The **backshift operator** and difference operator are useful for a convenient representation of higher-order differences. We will often use backshift operators in future lectures: \[
\begin{split}
B^0Y_{t} &= Y_{t} \\
BY_{t} &= Y_{t-1} \\
B^{2}Y_{t} &= Y_{t-2} \\
& \vdots \\
B^{k}Y_{t} &= Y_{t-k}.
\end{split}
\] The convenience is because the powers of the operators can be treated as powers of elements of usual polynomials, so we can make different operations for more complex cases.

For example, if we took second-order differences, \(\Delta^2Y_t = (1-B)^2Y_t\), to remove a trend and then used differences with the seasonal lag of 12 months to remove a strong seasonal component, what would be the final form of the transformed series? The transformed series, \(Y^*_t\), will be: \[ \begin{split} Y^*_t & = (1-B)^2 (1 - B^{12})Y_t \\ & = (1 - 2B + B^2) (1 - B^{12})Y_t \\ & = (1 - 2B + B^2 - B^{12} + 2B^{13} - B^{14})Y_t \\ & = Y_t - 2Y_{t-1} + Y_{t-2} - Y_{t-12} + 2Y_{t-13}-Y_{t-14}, \end{split} \] but we will often use just the top-row notations.
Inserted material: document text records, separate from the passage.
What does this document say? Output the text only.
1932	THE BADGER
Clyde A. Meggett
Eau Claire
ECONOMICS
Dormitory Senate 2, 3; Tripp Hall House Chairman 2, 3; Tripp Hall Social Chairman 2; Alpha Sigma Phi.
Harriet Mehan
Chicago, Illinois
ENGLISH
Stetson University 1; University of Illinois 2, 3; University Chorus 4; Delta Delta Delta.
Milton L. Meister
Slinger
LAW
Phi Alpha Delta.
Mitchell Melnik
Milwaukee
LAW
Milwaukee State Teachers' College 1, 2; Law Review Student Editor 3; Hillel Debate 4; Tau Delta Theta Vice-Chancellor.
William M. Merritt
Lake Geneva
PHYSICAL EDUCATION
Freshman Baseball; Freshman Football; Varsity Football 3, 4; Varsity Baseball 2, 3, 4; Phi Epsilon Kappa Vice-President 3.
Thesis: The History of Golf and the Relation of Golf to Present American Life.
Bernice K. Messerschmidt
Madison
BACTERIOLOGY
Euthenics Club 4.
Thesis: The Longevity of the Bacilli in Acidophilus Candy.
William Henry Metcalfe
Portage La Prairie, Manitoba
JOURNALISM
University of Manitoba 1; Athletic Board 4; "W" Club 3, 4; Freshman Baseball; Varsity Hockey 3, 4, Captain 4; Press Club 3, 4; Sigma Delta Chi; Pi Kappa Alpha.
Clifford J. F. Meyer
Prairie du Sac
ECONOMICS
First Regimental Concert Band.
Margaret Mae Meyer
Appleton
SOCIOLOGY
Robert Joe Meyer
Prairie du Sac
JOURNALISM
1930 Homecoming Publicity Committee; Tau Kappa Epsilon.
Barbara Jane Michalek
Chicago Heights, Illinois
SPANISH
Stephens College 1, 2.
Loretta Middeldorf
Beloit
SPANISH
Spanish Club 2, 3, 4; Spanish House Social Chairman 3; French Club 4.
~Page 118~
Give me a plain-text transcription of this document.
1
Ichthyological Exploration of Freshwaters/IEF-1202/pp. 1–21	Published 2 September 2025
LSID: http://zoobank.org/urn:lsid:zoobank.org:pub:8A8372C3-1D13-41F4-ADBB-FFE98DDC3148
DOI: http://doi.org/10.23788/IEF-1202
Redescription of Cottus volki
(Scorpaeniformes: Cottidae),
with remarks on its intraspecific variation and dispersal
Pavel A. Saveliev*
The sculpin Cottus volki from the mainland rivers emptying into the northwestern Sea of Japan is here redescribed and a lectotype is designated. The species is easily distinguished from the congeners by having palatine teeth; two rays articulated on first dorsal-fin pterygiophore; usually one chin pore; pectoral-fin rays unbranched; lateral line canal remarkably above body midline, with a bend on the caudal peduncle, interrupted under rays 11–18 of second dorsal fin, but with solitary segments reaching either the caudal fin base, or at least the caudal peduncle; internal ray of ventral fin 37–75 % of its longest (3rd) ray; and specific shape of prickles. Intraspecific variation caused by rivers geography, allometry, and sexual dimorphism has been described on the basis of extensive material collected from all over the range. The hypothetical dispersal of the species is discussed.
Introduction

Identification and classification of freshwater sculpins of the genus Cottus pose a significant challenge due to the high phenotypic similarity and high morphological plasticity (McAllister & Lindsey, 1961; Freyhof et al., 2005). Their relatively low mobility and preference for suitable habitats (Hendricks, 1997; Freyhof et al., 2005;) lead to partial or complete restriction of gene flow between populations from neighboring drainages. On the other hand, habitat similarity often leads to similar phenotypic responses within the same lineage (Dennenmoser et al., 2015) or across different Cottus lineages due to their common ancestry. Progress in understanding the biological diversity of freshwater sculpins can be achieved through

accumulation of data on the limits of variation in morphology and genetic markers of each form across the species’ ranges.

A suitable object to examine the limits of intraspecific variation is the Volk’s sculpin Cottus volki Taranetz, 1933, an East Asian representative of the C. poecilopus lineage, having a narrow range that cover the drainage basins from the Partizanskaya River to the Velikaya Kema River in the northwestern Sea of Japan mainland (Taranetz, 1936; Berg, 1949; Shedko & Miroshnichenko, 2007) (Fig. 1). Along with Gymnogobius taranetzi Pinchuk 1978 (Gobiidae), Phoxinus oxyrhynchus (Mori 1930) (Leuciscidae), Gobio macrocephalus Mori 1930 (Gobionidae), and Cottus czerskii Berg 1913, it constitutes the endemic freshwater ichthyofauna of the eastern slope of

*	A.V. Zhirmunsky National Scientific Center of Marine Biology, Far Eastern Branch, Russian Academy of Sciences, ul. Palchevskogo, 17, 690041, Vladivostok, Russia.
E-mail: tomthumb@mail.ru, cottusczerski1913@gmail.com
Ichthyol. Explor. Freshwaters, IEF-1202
We will discuss formal tests to identify an appropriate order of differences in future lectures (unit-root tests), but for now use the *rule of thumb:* for time trends looking linear use 1st order differences (\(\Delta Y_t = Y_t - Y_{t-1}\)), for parabolic shapes use differences of the 2nd order, etc. Apply the differencing of higher orders until the time series looks stationary (plot the transformed series and its ACF at each step). In practice, differences of order 3 or higher are rarely needed.

A deterministic linear trend can be also eliminated by differencing. For example, consider a time series \(X-t\) with a deterministic linear trend: \[ X_t = a + b t + Z_t, \] where \(Z_t \sim \mathrm{WN}(0,\sigma^2)\). The first-order differences of \(X_t\) remove the linear trend: \[ \begin{align} (1 - B)X_t &= X_t - X_{t-1} \\ &= a + b t + Z_t - (a + b (t - 1) + Z_{t-1}) \\ &= a + b t + Z_t - a - b t + b - Z_{t-1} \\ &= b + Z_t + Z_{t-1}. \end{align} \]

## 3.7 Conclusion

We have implemented various methods for trend visualization, modeling, and trend removal. In each case, the method could be extended to additionally remove from a time series a strong seasonal signal. The choice of a method depends on many things, such as:

- The methods require different skill levels (and time commitment) for their implementation and can be categorized as automatic and non-automatic.
- Some methods are very flexible when dealing with seasonality (e.g., Holt–Winters), while others are not.
- The goal of smoothing and desired degree of smoothness in the output.
- Some of the methods have a convenient way of getting forecasts (e.g., exponential smoothing and polynomial regression), while other methods are more suitable for interpolation (polynomial regression) and simple visualization (simple moving average), or just trend elimination (all of the considered methods are capable of eliminating trends, but differencing is the method that does nothing else but the elimination).

Remember that forecasted values (point forecasts) are not valuable if their uncertainty is not quantified. To quantify the uncertainty, we provide prediction intervals that are based on the past behavior of residuals and careful residual diagnostics (such as described in the previous lectures).

The evaluation of the methods may involve splitting the time series into training and testing periods. Overall, this lecture focused on presenting the methods themselves, while *residual diagnostics* and *evaluation on a testing set* were omitted due to time constraints.

While the considered methods are among the most common, there are many more smoothing methods that can be applied to time series: splines (such as used in generalized additive models, GAMs), kernels, machine learning techniques, etc.